Neutralizing Backdoors through Information Conflicts for Large Language Models

TL;DR

This paper presents a novel method to eliminate backdoor behaviors from LLMs through the construction of information conflicts using both internal and external mechanisms, and demonstrates that this method outperforms 8 state-of-the-art backdoor defense baselines.

Abstract

Large language models (LLMs) have seen significant advancements, achieving superior performance in various Natural Language Processing (NLP) tasks, from understanding to reasoning. However, they remain vulnerable to backdoor attacks, where models behave normally for standard queries but generate harmful responses or unintended output when specific triggers are activated. Existing backdoor defenses often suffer from drawbacks that they either focus on detection without removal, rely on rigid assumptions about trigger properties, or prove to be ineffective against advanced attacks like multi-trigger backdoors. In this paper, we present a novel method to eliminate backdoor behaviors from LLMs through the construction of information conflicts using both internal and external mechanisms. Internally, we leverage a lightweight dataset to train a conflict model, which is then merged with the backdoored model to neutralize malicious behaviors by embedding contradictory information within the model's parametric memory. Externally, we incorporate convincing contradictory evidence into the prompt to challenge the model's internal backdoor knowledge. Experimental results on classification and conversational tasks across 4 widely used LLMs demonstrate that our method outperforms 8 state-of-the-art backdoor defense baselines. We can reduce the attack success rate of advanced backdoor attacks by up to 98% while maintaining over 90% clean data accuracy. Furthermore, our method has proven to be robust against adaptive backdoor attacks. The code will be open-sourced upon publication.

Figures (4)

• Figure 1: The interaction between users and model providers in two scenarios: (a) benign and (b) malicious. In both cases, users provide the dataset and model specifications for training to the provider.
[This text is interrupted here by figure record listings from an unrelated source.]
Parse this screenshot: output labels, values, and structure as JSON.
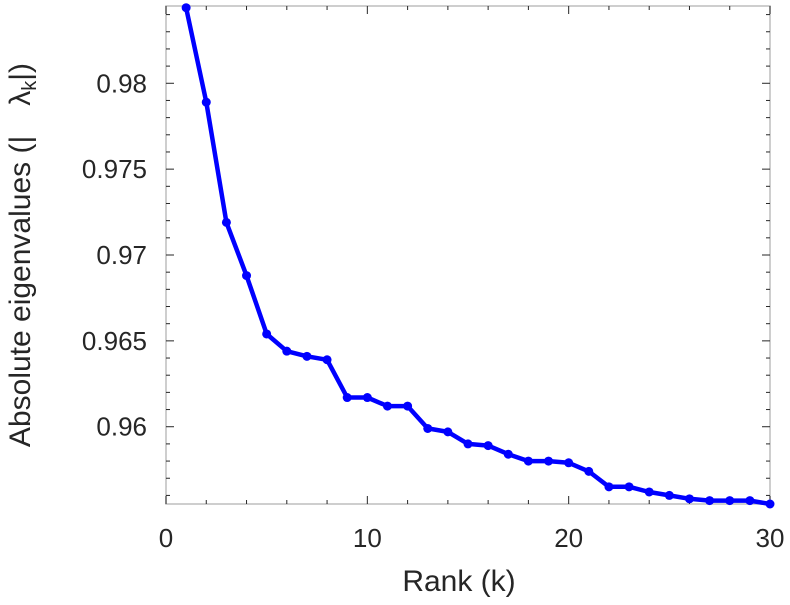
{
  "chart_data": {
    "type": "line",
    "xlabel": "Rank (k)",
    "ylabel": "Absolute eigenvalues (|λk|)",
    "ylabel_parts": {
      "prefix": "Absolute eigenvalues (|",
      "symbol": "λ",
      "subscript": "k",
      "suffix": "|)"
    },
    "xlim": [
      0,
      30
    ],
    "ylim": [
      0.9555,
      0.9845
    ],
    "xticks": [
      0,
      10,
      20,
      30
    ],
    "xtick_labels": [
      "0",
      "10",
      "20",
      "30"
    ],
    "yticks": [
      0.96,
      0.965,
      0.97,
      0.975,
      0.98
    ],
    "ytick_labels": [
      "0.96",
      "0.965",
      "0.97",
      "0.975",
      "0.98"
    ],
    "grid": false,
    "line_color": "#0000ff",
    "series": [
      {
        "x": [
          1,
          2,
          3,
          4,
          5,
          6,
          7,
          8,
          9,
          10,
          11,
          12,
          13,
          14,
          15,
          16,
          17,
          18,
          19,
          20,
          21,
          22,
          23,
          24,
          25,
          26,
          27,
          28,
          29,
          30
        ],
        "values": [
          0.9844,
          0.9789,
          0.9719,
          0.9688,
          0.9654,
          0.9644,
          0.9641,
          0.9639,
          0.9617,
          0.9617,
          0.9612,
          0.9612,
          0.9599,
          0.9597,
          0.959,
          0.9589,
          0.9584,
          0.958,
          0.958,
          0.9579,
          0.9574,
          0.9565,
          0.9565,
          0.9562,
          0.956,
          0.9558,
          0.9557,
          0.9557,
          0.9557,
          0.9555
        ]
      }
    ]
  }
}
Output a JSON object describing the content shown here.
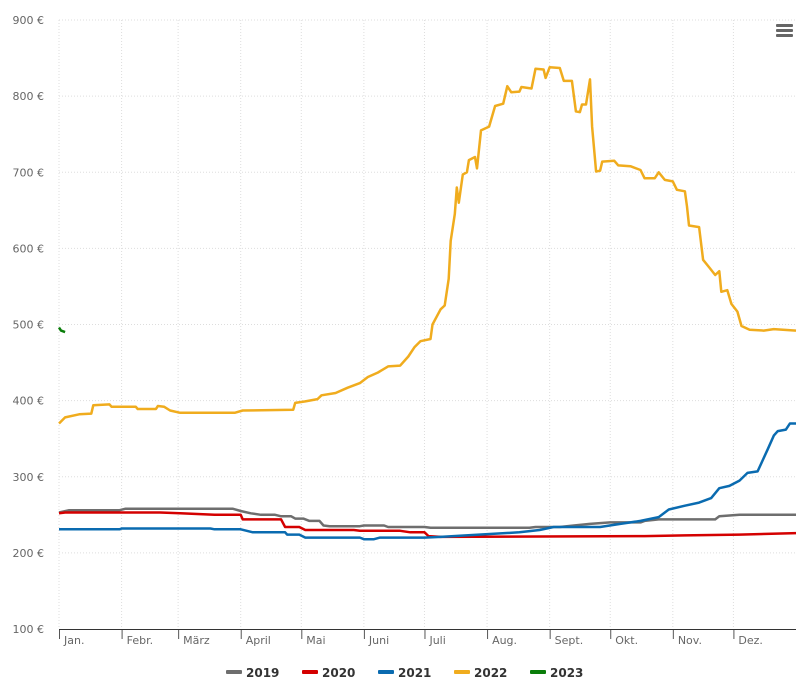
{
  "chart_data": {
    "type": "line",
    "title": "",
    "xlabel": "",
    "ylabel": "",
    "x_unit": "day of year",
    "xlim": [
      0,
      365
    ],
    "ylim": [
      100,
      900
    ],
    "y_ticks": [
      100,
      200,
      300,
      400,
      500,
      600,
      700,
      800,
      900
    ],
    "y_tick_suffix": " €",
    "grid": true,
    "legend_position": "bottom-center",
    "months": [
      "Jan.",
      "Febr.",
      "März",
      "April",
      "Mai",
      "Juni",
      "Juli",
      "Aug.",
      "Sept.",
      "Okt.",
      "Nov.",
      "Dez."
    ],
    "month_start_days": [
      0,
      31,
      59,
      90,
      120,
      151,
      181,
      212,
      243,
      273,
      304,
      334
    ],
    "series": [
      {
        "name": "2019",
        "color": "#6e6e6e",
        "points": [
          [
            0,
            253
          ],
          [
            5,
            256
          ],
          [
            30,
            256
          ],
          [
            33,
            258
          ],
          [
            77,
            258
          ],
          [
            86,
            258
          ],
          [
            90,
            255
          ],
          [
            95,
            252
          ],
          [
            100,
            250
          ],
          [
            107,
            250
          ],
          [
            110,
            248
          ],
          [
            115,
            248
          ],
          [
            117,
            245
          ],
          [
            121,
            245
          ],
          [
            124,
            242
          ],
          [
            129,
            242
          ],
          [
            131,
            236
          ],
          [
            134,
            235
          ],
          [
            149,
            235
          ],
          [
            151,
            236
          ],
          [
            161,
            236
          ],
          [
            163,
            234
          ],
          [
            181,
            234
          ],
          [
            184,
            233
          ],
          [
            233,
            233
          ],
          [
            236,
            234
          ],
          [
            248,
            234
          ],
          [
            255,
            236
          ],
          [
            263,
            238
          ],
          [
            273,
            240
          ],
          [
            288,
            240
          ],
          [
            290,
            242
          ],
          [
            297,
            244
          ],
          [
            325,
            244
          ],
          [
            327,
            248
          ],
          [
            337,
            250
          ],
          [
            365,
            250
          ]
        ]
      },
      {
        "name": "2020",
        "color": "#d40000",
        "points": [
          [
            0,
            252
          ],
          [
            3,
            253
          ],
          [
            50,
            253
          ],
          [
            60,
            252
          ],
          [
            77,
            250
          ],
          [
            90,
            250
          ],
          [
            91,
            244
          ],
          [
            110,
            244
          ],
          [
            112,
            234
          ],
          [
            119,
            234
          ],
          [
            122,
            230
          ],
          [
            146,
            230
          ],
          [
            149,
            229
          ],
          [
            169,
            229
          ],
          [
            174,
            227
          ],
          [
            181,
            227
          ],
          [
            183,
            222
          ],
          [
            189,
            221
          ],
          [
            290,
            222
          ],
          [
            310,
            223
          ],
          [
            337,
            224
          ],
          [
            365,
            226
          ]
        ]
      },
      {
        "name": "2021",
        "color": "#0a6bb0",
        "points": [
          [
            0,
            231
          ],
          [
            30,
            231
          ],
          [
            31,
            232
          ],
          [
            75,
            232
          ],
          [
            77,
            231
          ],
          [
            90,
            231
          ],
          [
            96,
            227
          ],
          [
            112,
            227
          ],
          [
            113,
            224
          ],
          [
            119,
            224
          ],
          [
            122,
            220
          ],
          [
            149,
            220
          ],
          [
            151,
            218
          ],
          [
            156,
            218
          ],
          [
            159,
            220
          ],
          [
            181,
            220
          ],
          [
            189,
            221
          ],
          [
            208,
            224
          ],
          [
            228,
            227
          ],
          [
            238,
            230
          ],
          [
            245,
            234
          ],
          [
            268,
            234
          ],
          [
            278,
            238
          ],
          [
            288,
            242
          ],
          [
            297,
            247
          ],
          [
            302,
            257
          ],
          [
            310,
            262
          ],
          [
            317,
            266
          ],
          [
            323,
            272
          ],
          [
            327,
            285
          ],
          [
            332,
            288
          ],
          [
            337,
            295
          ],
          [
            341,
            305
          ],
          [
            346,
            307
          ],
          [
            351,
            336
          ],
          [
            354,
            354
          ],
          [
            356,
            360
          ],
          [
            360,
            362
          ],
          [
            362,
            370
          ],
          [
            365,
            370
          ]
        ]
      },
      {
        "name": "2022",
        "color": "#f0ac1e",
        "points": [
          [
            0,
            370
          ],
          [
            3,
            378
          ],
          [
            10,
            382
          ],
          [
            16,
            383
          ],
          [
            17,
            394
          ],
          [
            25,
            395
          ],
          [
            26,
            392
          ],
          [
            38,
            392
          ],
          [
            39,
            389
          ],
          [
            48,
            389
          ],
          [
            49,
            393
          ],
          [
            52,
            392
          ],
          [
            55,
            387
          ],
          [
            60,
            384
          ],
          [
            65,
            384
          ],
          [
            87,
            384
          ],
          [
            91,
            387
          ],
          [
            116,
            388
          ],
          [
            117,
            397
          ],
          [
            122,
            399
          ],
          [
            128,
            402
          ],
          [
            130,
            407
          ],
          [
            137,
            410
          ],
          [
            143,
            417
          ],
          [
            149,
            423
          ],
          [
            153,
            431
          ],
          [
            158,
            437
          ],
          [
            163,
            445
          ],
          [
            169,
            446
          ],
          [
            173,
            458
          ],
          [
            176,
            470
          ],
          [
            179,
            478
          ],
          [
            184,
            481
          ],
          [
            185,
            500
          ],
          [
            189,
            520
          ],
          [
            191,
            525
          ],
          [
            193,
            560
          ],
          [
            194,
            610
          ],
          [
            196,
            645
          ],
          [
            197,
            680
          ],
          [
            198,
            660
          ],
          [
            200,
            697
          ],
          [
            202,
            700
          ],
          [
            203,
            716
          ],
          [
            206,
            720
          ],
          [
            207,
            705
          ],
          [
            209,
            755
          ],
          [
            213,
            760
          ],
          [
            216,
            787
          ],
          [
            220,
            790
          ],
          [
            222,
            813
          ],
          [
            224,
            805
          ],
          [
            228,
            806
          ],
          [
            229,
            812
          ],
          [
            234,
            810
          ],
          [
            236,
            836
          ],
          [
            240,
            835
          ],
          [
            241,
            824
          ],
          [
            243,
            838
          ],
          [
            248,
            837
          ],
          [
            250,
            820
          ],
          [
            254,
            820
          ],
          [
            256,
            780
          ],
          [
            258,
            779
          ],
          [
            259,
            789
          ],
          [
            261,
            789
          ],
          [
            263,
            822
          ],
          [
            264,
            760
          ],
          [
            266,
            701
          ],
          [
            268,
            702
          ],
          [
            269,
            714
          ],
          [
            275,
            715
          ],
          [
            277,
            709
          ],
          [
            283,
            708
          ],
          [
            288,
            703
          ],
          [
            290,
            692
          ],
          [
            295,
            692
          ],
          [
            297,
            700
          ],
          [
            300,
            690
          ],
          [
            304,
            688
          ],
          [
            306,
            677
          ],
          [
            310,
            675
          ],
          [
            311,
            655
          ],
          [
            312,
            630
          ],
          [
            317,
            628
          ],
          [
            319,
            585
          ],
          [
            322,
            575
          ],
          [
            325,
            565
          ],
          [
            327,
            570
          ],
          [
            328,
            543
          ],
          [
            331,
            545
          ],
          [
            333,
            527
          ],
          [
            336,
            517
          ],
          [
            338,
            498
          ],
          [
            342,
            493
          ],
          [
            349,
            492
          ],
          [
            354,
            494
          ],
          [
            365,
            492
          ]
        ]
      },
      {
        "name": "2023",
        "color": "#0a7d0a",
        "points": [
          [
            0,
            496
          ],
          [
            1,
            492
          ],
          [
            3,
            490
          ]
        ]
      }
    ]
  }
}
In (a), the benign provider trains the model using the provided data and returns the trained model to the user. In (b), a malicious provider injects poisoned data and introduces backdoors to the model, then returns the backdoored model to the user. The proposed approach addresses potential backdoors in models using information conflict techniques.
• Figure 2: Overview of our method: we eliminate backdoors in large language models (LLMs) by introducing two types of information conflicts: internal evidence conflicts at the parameter level and external evidence conflicts at the prompt level.
• Figure 3: The performance of our method against CBA (on Emotion Corpus) and DTBA (on Chat-Backdoor) attacks using different percentages of clean data samples.
• Figure 4: Comparison of CDA performance between ours and the external evidence provider, GPT-3.5. Our results on Emotion Corpora are based on 20 CDA values (4 models $\times$ 5 attacks), while for Chat-Backdoor, the results are based on 12 CDA values (4 models $\times$ 3 attacks). GPT-3.5 results are derived from zero-shot evaluations conducted 5 times.